For California consumers, the implications of this mismanagement are dire. Taxpayers are footing the bill for these losses through higher taxes and fees, while receiving little in return. The state’s ongoing budget deficit—now estimated at $18 billion—could force cuts to essential services or further tax hikes, directly hitting households already strained by inflation and high energy costs.

In social programs, the $24 billion squandered on homelessness means fewer shelters and support services, potentially increasing reliance on emergency resources and driving up local taxes. Similarly, SNAP fraud erodes trust in welfare systems, leaving genuine recipients shortchanged. The high-speed rail debacle is particularly galling for commuters and businesses. Billions spent with no functional system means continued dependence on congested highways and polluting vehicles, delaying any shift to efficient public transit. This not only wastes money but also hampers economic growth, as promised connectivity between major cities remains a pipe dream. Compounding these issues is California’s looming fuel crisis, which ties directly into energy program failures. Strict environmental regulations and economic pressures are forcing major refinery closures: Phillips 66 plans to shutter its Los Angeles-area facility by late 2025, and Valero will close its Bay Area plant in 2026, eliminating about 17-20% of the state’s refining capacity.

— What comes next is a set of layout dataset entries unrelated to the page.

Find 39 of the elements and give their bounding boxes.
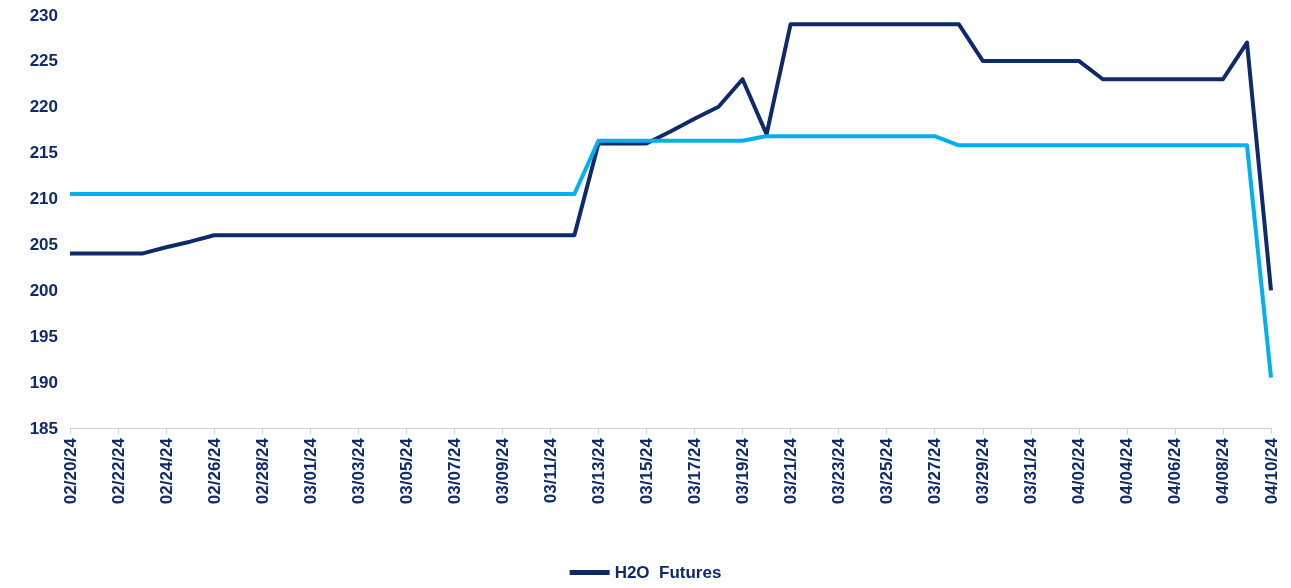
x-tick-label: 04/06/24 xyxy=(1165,437,1185,505)
x-tick-label: 02/22/24 xyxy=(108,437,128,505)
x-tick-label: 03/09/24 xyxy=(492,437,512,505)
y-tick-label: 195 xyxy=(29,326,58,346)
x-tick-label: 03/13/24 xyxy=(588,437,608,505)
y-tick-label: 230 xyxy=(29,5,58,25)
x-tick-label: 03/21/24 xyxy=(781,437,801,505)
x-tick-label: 03/27/24 xyxy=(925,437,945,505)
x-tick-label: 03/03/24 xyxy=(348,437,368,505)
x-tick-label: 03/11/24 xyxy=(540,437,560,504)
x-tick-label: 03/31/24 xyxy=(1021,437,1041,505)
line-series xyxy=(68,22,1273,293)
x-tick-label: 04/02/24 xyxy=(1069,437,1089,505)
y-tick-label: 220 xyxy=(29,97,58,117)
x-tick-label: 03/23/24 xyxy=(829,437,849,505)
x-tick-label: 02/28/24 xyxy=(252,437,272,505)
y-tick-label: 225 xyxy=(29,51,58,71)
x-tick-label: 03/19/24 xyxy=(733,437,753,505)
x-tick-label: 04/08/24 xyxy=(1213,437,1233,505)
x-tick-label: 02/26/24 xyxy=(204,437,224,505)
x-tick-label: 03/05/24 xyxy=(396,437,416,505)
x-tick-label: 02/24/24 xyxy=(156,437,176,505)
x-tick-label: 03/15/24 xyxy=(636,437,656,505)
x-tick-label: 03/29/24 xyxy=(973,437,993,505)
y-tick-label: 190 xyxy=(29,372,58,392)
y-tick-label: 185 xyxy=(29,418,58,438)
legend-label: H2O Futures xyxy=(614,563,722,582)
x-tick-label: 03/25/24 xyxy=(877,437,897,505)
line-series xyxy=(68,134,1273,380)
x-tick-label: 02/20/24 xyxy=(60,437,80,505)
y-tick-label: 205 xyxy=(29,234,58,254)
y-tick-label: 215 xyxy=(29,143,58,163)
y-tick-label: 210 xyxy=(29,189,58,209)
x-tick-label: 03/01/24 xyxy=(300,437,320,505)
x-tick-label: 03/07/24 xyxy=(444,437,464,505)
x-tick-label: 03/17/24 xyxy=(685,437,705,505)
x-tick-label: 04/10/24 xyxy=(1261,437,1281,505)
x-tick-label: 04/04/24 xyxy=(1117,437,1137,505)
y-tick-label: 200 xyxy=(29,280,58,300)
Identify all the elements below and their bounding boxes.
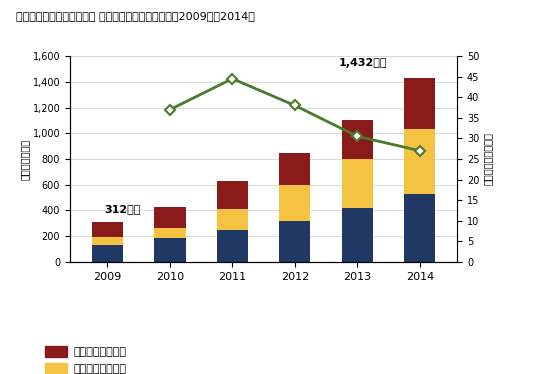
Bar (217, 209, 248, 230)
Bar (342, 120, 373, 159)
Y-axis label: 売上額（億円）: 売上額（億円） (20, 138, 30, 180)
Bar (342, 208, 373, 262)
Bar (154, 229, 186, 238)
Bar (404, 78, 435, 129)
Text: 1,432億円: 1,432億円 (338, 58, 387, 68)
Text: 312億円: 312億円 (104, 204, 140, 214)
Bar (154, 238, 186, 262)
Bar (92, 222, 123, 237)
Bar (404, 194, 435, 262)
Bar (279, 221, 310, 262)
Bar (154, 206, 186, 229)
Bar (342, 159, 373, 208)
Bar (92, 237, 123, 245)
Bar (279, 153, 310, 185)
Bar (217, 181, 248, 209)
Legend: アプリケーション, プラットフォーム, システムインフラストラクチャ, 前年比成長率: アプリケーション, プラットフォーム, システムインフラストラクチャ, 前年比成… (45, 346, 166, 374)
Bar (92, 245, 123, 262)
Bar (404, 129, 435, 194)
Y-axis label: 前年比成長率（％）: 前年比成長率（％） (482, 132, 492, 186)
Bar (279, 185, 310, 221)
Text: 国内クラウドサービス市場 セグメント別売上額予測、2009年～2014年: 国内クラウドサービス市場 セグメント別売上額予測、2009年～2014年 (16, 11, 255, 21)
Bar (217, 230, 248, 262)
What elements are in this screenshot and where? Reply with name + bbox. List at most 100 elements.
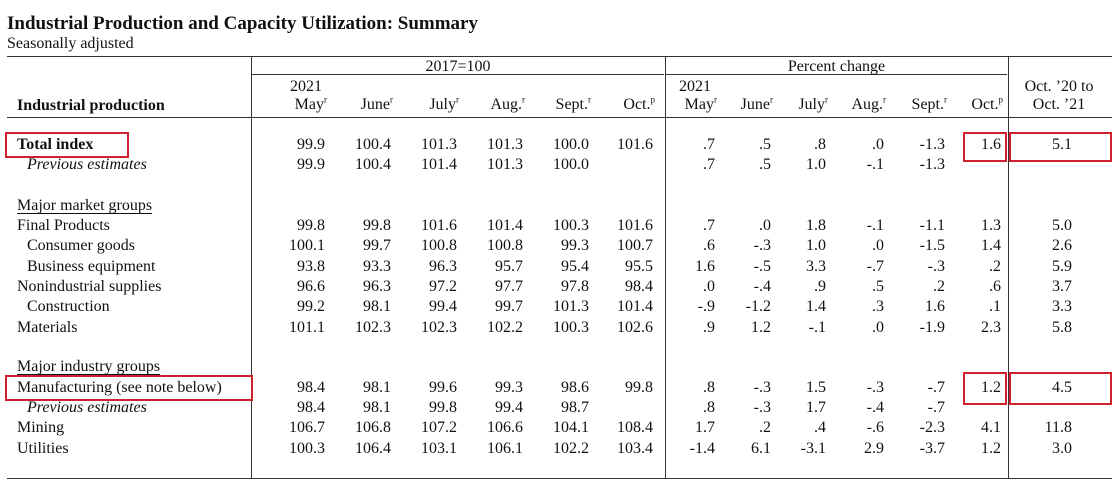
table-cell: 1.5 <box>806 379 826 396</box>
table-cell: 98.7 <box>561 399 589 416</box>
table-cell: 95.4 <box>561 258 589 275</box>
table-cell: 101.6 <box>617 136 653 153</box>
index-month-header: Julyr <box>429 94 459 113</box>
index-month-header: Mayr <box>294 94 327 113</box>
row-label-total: Total index <box>17 136 94 153</box>
table-cell: 100.3 <box>553 217 589 234</box>
table-cell: -.3 <box>753 379 771 396</box>
table-subtitle: Seasonally adjusted <box>7 35 134 52</box>
section-heading: Major market groups <box>17 197 153 214</box>
table-cell: -.9 <box>697 298 715 315</box>
table-cell: .9 <box>703 319 715 336</box>
highlight-manufacturing-label <box>5 375 253 401</box>
table-cell: -.1 <box>866 156 884 173</box>
highlight-total-index-yoy <box>1009 132 1112 162</box>
table-cell: 4.5 <box>1052 379 1072 396</box>
table-cell: 100.0 <box>553 136 589 153</box>
table-cell: 102.3 <box>421 319 457 336</box>
row-label-header: Industrial production <box>17 97 165 114</box>
yoy-header-line2: Oct. ’21 <box>1032 96 1086 113</box>
divider-pct <box>665 56 666 479</box>
table-cell: -1.1 <box>919 217 945 234</box>
index-month-header: Sept.r <box>555 94 591 113</box>
table-cell: 100.3 <box>553 319 589 336</box>
table-cell: .3 <box>872 298 884 315</box>
table-cell: -.1 <box>866 217 884 234</box>
index-group-header: 2017=100 <box>425 58 491 75</box>
table-cell: 101.1 <box>289 319 325 336</box>
index-year-label: 2021 <box>290 78 322 95</box>
pct-month-header: Julyr <box>798 94 828 113</box>
table-cell: 107.2 <box>421 419 457 436</box>
table-cell: 1.6 <box>925 298 945 315</box>
pct-year-label: 2021 <box>679 78 711 95</box>
table-cell: .0 <box>872 319 884 336</box>
table-cell: 1.2 <box>751 319 771 336</box>
table-cell: 1.6 <box>695 258 715 275</box>
index-month-header: Aug.r <box>490 94 525 113</box>
table-cell: .2 <box>933 278 945 295</box>
table-cell: 99.7 <box>363 237 391 254</box>
top-rule <box>7 56 1112 57</box>
table-cell: 95.5 <box>625 258 653 275</box>
table-cell: 106.6 <box>487 419 523 436</box>
row-label-sub: Business equipment <box>27 258 156 275</box>
table-cell: 5.9 <box>1052 258 1072 275</box>
table-cell: -1.3 <box>919 136 945 153</box>
table-cell: .8 <box>703 379 715 396</box>
table-cell: 95.7 <box>495 258 523 275</box>
table-cell: 99.2 <box>297 298 325 315</box>
table-cell: 102.2 <box>553 440 589 457</box>
row-label-sub: Consumer goods <box>27 237 135 254</box>
table-cell: -1.2 <box>745 298 771 315</box>
section-heading: Major industry groups <box>17 358 161 375</box>
table-cell: 106.7 <box>289 419 325 436</box>
table-cell: 5.0 <box>1052 217 1072 234</box>
divider-index <box>251 56 252 479</box>
table-cell: 11.8 <box>1044 419 1072 436</box>
table-cell: 100.8 <box>487 237 523 254</box>
table-cell: 97.7 <box>495 278 523 295</box>
table-cell: .8 <box>703 399 715 416</box>
pct-group-header: Percent change <box>787 58 886 75</box>
table-cell: .0 <box>872 136 884 153</box>
table-cell: 99.3 <box>495 379 523 396</box>
table-cell: 102.2 <box>487 319 523 336</box>
table-cell: 4.1 <box>981 419 1001 436</box>
table-cell: .0 <box>703 278 715 295</box>
table-cell: 1.0 <box>806 237 826 254</box>
table-cell: -2.3 <box>919 419 945 436</box>
table-cell: .5 <box>872 278 884 295</box>
table-cell: 101.6 <box>617 217 653 234</box>
table-cell: .1 <box>989 298 1001 315</box>
table-cell: 99.7 <box>495 298 523 315</box>
table-cell: 93.8 <box>297 258 325 275</box>
table-cell: 97.2 <box>429 278 457 295</box>
table-cell: -.3 <box>753 237 771 254</box>
table-cell: .9 <box>814 278 826 295</box>
table-cell: 1.3 <box>981 217 1001 234</box>
table-cell: 100.3 <box>289 440 325 457</box>
table-cell: 108.4 <box>617 419 653 436</box>
table-cell: .7 <box>703 217 715 234</box>
table-cell: .2 <box>759 419 771 436</box>
table-cell: 1.2 <box>981 440 1001 457</box>
table-cell: 93.3 <box>363 258 391 275</box>
table-cell: 99.9 <box>297 136 325 153</box>
table-cell: 3.0 <box>1052 440 1072 457</box>
pct-month-header: Aug.r <box>851 94 886 113</box>
table-cell: 99.8 <box>429 399 457 416</box>
table-cell: .5 <box>759 136 771 153</box>
table-cell: -.6 <box>866 419 884 436</box>
table-cell: 106.4 <box>355 440 391 457</box>
table-cell: 101.3 <box>553 298 589 315</box>
table-cell: -1.5 <box>919 237 945 254</box>
table-cell: 100.0 <box>553 156 589 173</box>
row-label: Manufacturing (see note below) <box>17 379 222 396</box>
table-cell: 97.8 <box>561 278 589 295</box>
table-cell: -.1 <box>808 319 826 336</box>
table-cell: 98.1 <box>363 298 391 315</box>
table-cell: 98.6 <box>561 379 589 396</box>
table-cell: 100.8 <box>421 237 457 254</box>
table-cell: 100.4 <box>355 136 391 153</box>
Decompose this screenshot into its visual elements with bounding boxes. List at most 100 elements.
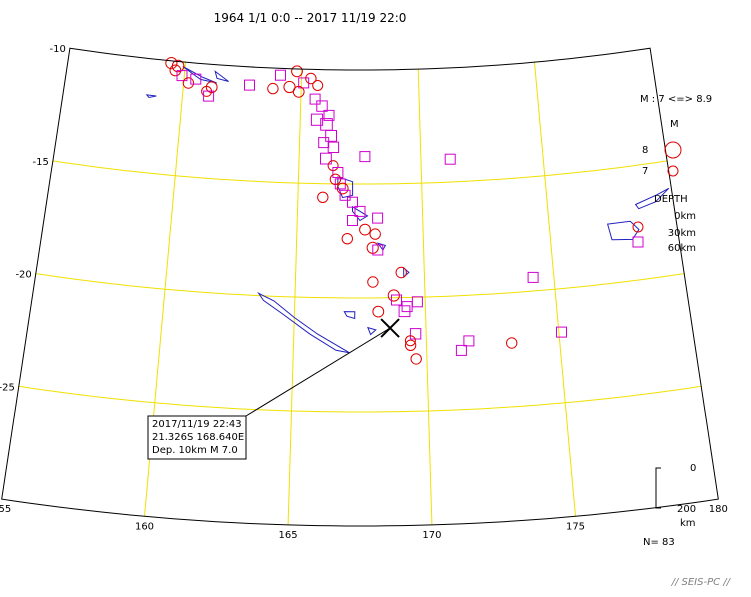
earthquake-markers	[165, 57, 567, 365]
event-marker-deep[interactable]	[527, 271, 539, 283]
depth-scale-top-label: 0	[690, 463, 696, 474]
legend-depth-label-0: 0km	[674, 211, 696, 222]
event-marker-deep[interactable]	[275, 69, 286, 81]
event-marker-shallow[interactable]	[305, 72, 317, 85]
event-marker-deep[interactable]	[391, 294, 402, 306]
longitude-tick-label: 165	[279, 530, 298, 541]
map-title: 1964 1/1 0:0 -- 2017 11/19 22:0	[214, 11, 407, 25]
latitude-gridline	[18, 385, 702, 413]
event-marker-deep[interactable]	[354, 205, 366, 217]
event-marker-shallow[interactable]	[369, 228, 381, 240]
coastline	[214, 70, 229, 82]
map-frame	[1, 47, 719, 527]
event-marker-deep[interactable]	[401, 301, 413, 313]
event-marker-deep[interactable]	[339, 189, 351, 201]
event-marker-deep[interactable]	[309, 93, 321, 105]
legend-magnitude-symbol-8	[664, 141, 682, 159]
event-marker-shallow[interactable]	[165, 57, 178, 70]
event-marker-deep[interactable]	[455, 344, 467, 356]
event-marker-deep[interactable]	[463, 335, 475, 347]
callout-location: 21.326S 168.640E	[152, 432, 244, 443]
legend-depth-symbol-30	[632, 221, 644, 233]
legend-depth-symbol-60	[632, 236, 644, 248]
event-marker-deep[interactable]	[190, 73, 202, 85]
event-marker-deep[interactable]	[372, 244, 384, 256]
event-marker-shallow[interactable]	[367, 276, 379, 288]
event-marker-deep[interactable]	[176, 70, 188, 82]
coastlines	[145, 66, 670, 354]
event-marker-deep[interactable]	[316, 100, 328, 112]
legend-depth-title: DEPTH	[654, 194, 688, 205]
event-count: N= 83	[643, 537, 675, 548]
coastline	[352, 205, 369, 222]
event-marker-shallow[interactable]	[404, 335, 416, 347]
callout-datetime: 2017/11/19 22:43	[152, 419, 242, 430]
depth-scale-bottom-label: 200	[677, 504, 696, 515]
coastline	[145, 94, 157, 99]
event-marker-shallow[interactable]	[267, 82, 279, 95]
event-marker-shallow[interactable]	[506, 337, 518, 349]
event-marker-deep[interactable]	[409, 328, 422, 340]
legend-magnitude-label-7: 7	[642, 166, 648, 177]
event-marker-deep[interactable]	[327, 141, 340, 154]
event-marker-deep[interactable]	[332, 167, 344, 178]
depth-scale-bar	[655, 467, 661, 509]
event-marker-deep[interactable]	[359, 151, 371, 163]
selected-event-callout[interactable]: 2017/11/19 22:43 21.326S 168.640E Dep. 1…	[147, 415, 247, 460]
event-marker-deep[interactable]	[318, 137, 330, 149]
event-marker-shallow[interactable]	[336, 182, 349, 195]
event-marker-deep[interactable]	[203, 90, 215, 102]
event-marker-deep[interactable]	[372, 212, 384, 224]
legend-magnitude-label-8: 8	[642, 145, 648, 156]
latitude-gridline	[35, 273, 685, 299]
event-marker-shallow[interactable]	[283, 80, 296, 94]
event-marker-shallow[interactable]	[395, 266, 407, 279]
legend-magnitude-title: M	[670, 119, 679, 130]
event-marker-shallow[interactable]	[359, 223, 371, 236]
axis-tick-labels: -10-15-20-25-30155160165170175180	[0, 44, 728, 541]
selected-event-marker[interactable]	[245, 318, 400, 417]
graticule	[18, 62, 702, 525]
event-marker-deep[interactable]	[411, 296, 423, 308]
event-marker-deep[interactable]	[398, 305, 411, 318]
event-marker-deep[interactable]	[347, 196, 358, 208]
coastline	[606, 220, 640, 241]
coastline	[367, 326, 377, 336]
event-marker-shallow[interactable]	[292, 85, 305, 98]
event-marker-deep[interactable]	[310, 113, 324, 126]
event-marker-shallow[interactable]	[404, 339, 417, 351]
event-marker-deep[interactable]	[320, 152, 332, 165]
event-marker-deep[interactable]	[556, 326, 567, 338]
event-marker-deep[interactable]	[444, 153, 456, 165]
event-marker-deep[interactable]	[347, 215, 358, 226]
legend-depth-label-60: 60km	[668, 243, 696, 254]
event-marker-shallow[interactable]	[291, 65, 303, 78]
coastline	[376, 242, 387, 251]
credit-label: // SEIS-PC //	[671, 577, 732, 588]
event-marker-shallow[interactable]	[372, 305, 385, 318]
longitude-tick-label: 155	[0, 504, 11, 515]
event-marker-deep[interactable]	[244, 79, 255, 91]
longitude-tick-label: 180	[709, 504, 728, 515]
legend-depth-label-30: 30km	[668, 228, 696, 239]
coastline	[257, 291, 350, 354]
event-marker-deep[interactable]	[325, 130, 338, 142]
callout-leader-line	[245, 327, 391, 417]
event-marker-shallow[interactable]	[312, 80, 324, 91]
coastline	[337, 176, 354, 199]
cross-marker-stroke	[380, 318, 400, 338]
coastline	[634, 187, 670, 210]
event-marker-shallow[interactable]	[341, 233, 353, 245]
longitude-tick-label: 170	[422, 530, 441, 541]
event-marker-shallow[interactable]	[410, 353, 422, 365]
event-marker-shallow[interactable]	[182, 77, 195, 89]
coastline	[343, 311, 356, 320]
legend: M : 7 <=> 8.9 M 8 7 DEPTH 0km 30km 60km …	[632, 94, 712, 548]
depth-scale-unit-label: km	[680, 518, 696, 529]
event-marker-deep[interactable]	[323, 109, 335, 121]
event-marker-shallow[interactable]	[317, 191, 329, 204]
coastline	[182, 66, 217, 84]
longitude-tick-label: 175	[566, 521, 585, 532]
event-marker-shallow[interactable]	[171, 59, 185, 73]
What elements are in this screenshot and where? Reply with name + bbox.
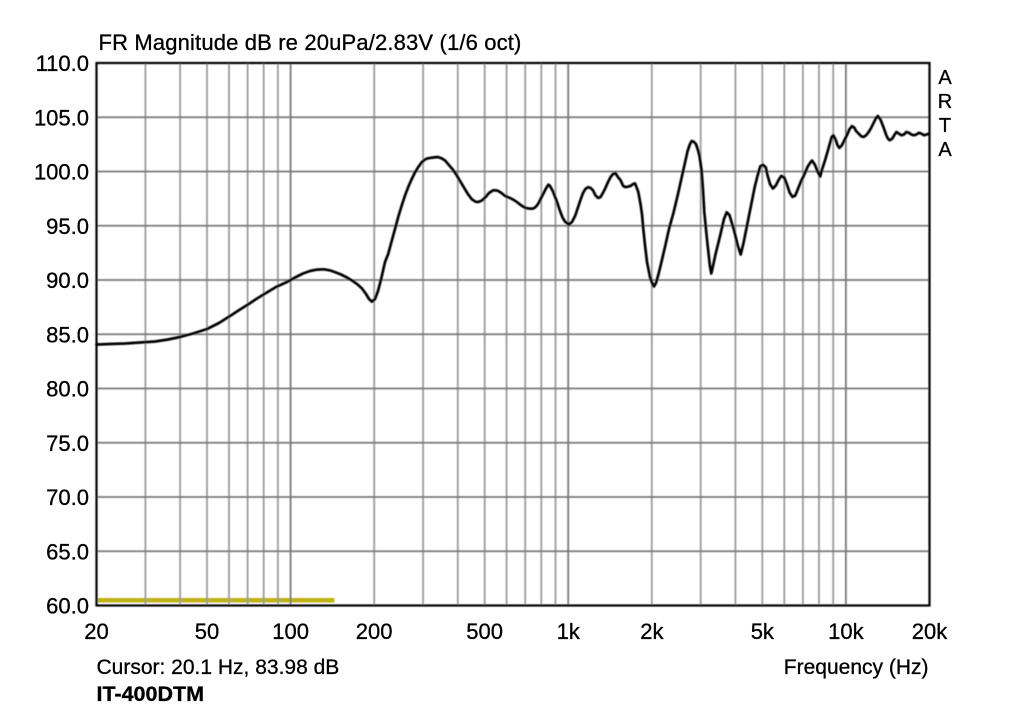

Experts warn this could lead to gasoline shortages and price spikes, with averages potentially hitting $5-$12 per gallon in some areas.

Governor Gavin Newsom has begun reversing some anti-oil policies to mitigate the crisis, but critics argue it’s too little, too late, as the state risks becoming an “energy island” isolated from national supplies.

This fuel shortage could ripple through the economy, raising transportation costs for goods and commuting, and straining low-income families. Combined with the auditor’s findings, it underscores a broader financial crisis where taxpayer dollars are mismanaged in energy sectors, leading to higher bills and reduced reliability.

Calls for Reform and Accountability

Public outcry has been swift, with figures like U.S. Representative Ro Khanna decrying the “appalling” $70 billion in fraud and calling for anti-corruption measures in Sacramento.

The report recommends stronger oversight, better financial tracking, and penalties for wasteful agencies to prevent future losses.

As California enters 2026, this audit serves as a wake-up call. With billions vanished into ineffective programs and an energy crunch on the horizon, consumers deserve transparency and results—not more excuses. The Energy News Beat will continue monitoring these developments, as they directly affect the state’s energy security and economic health.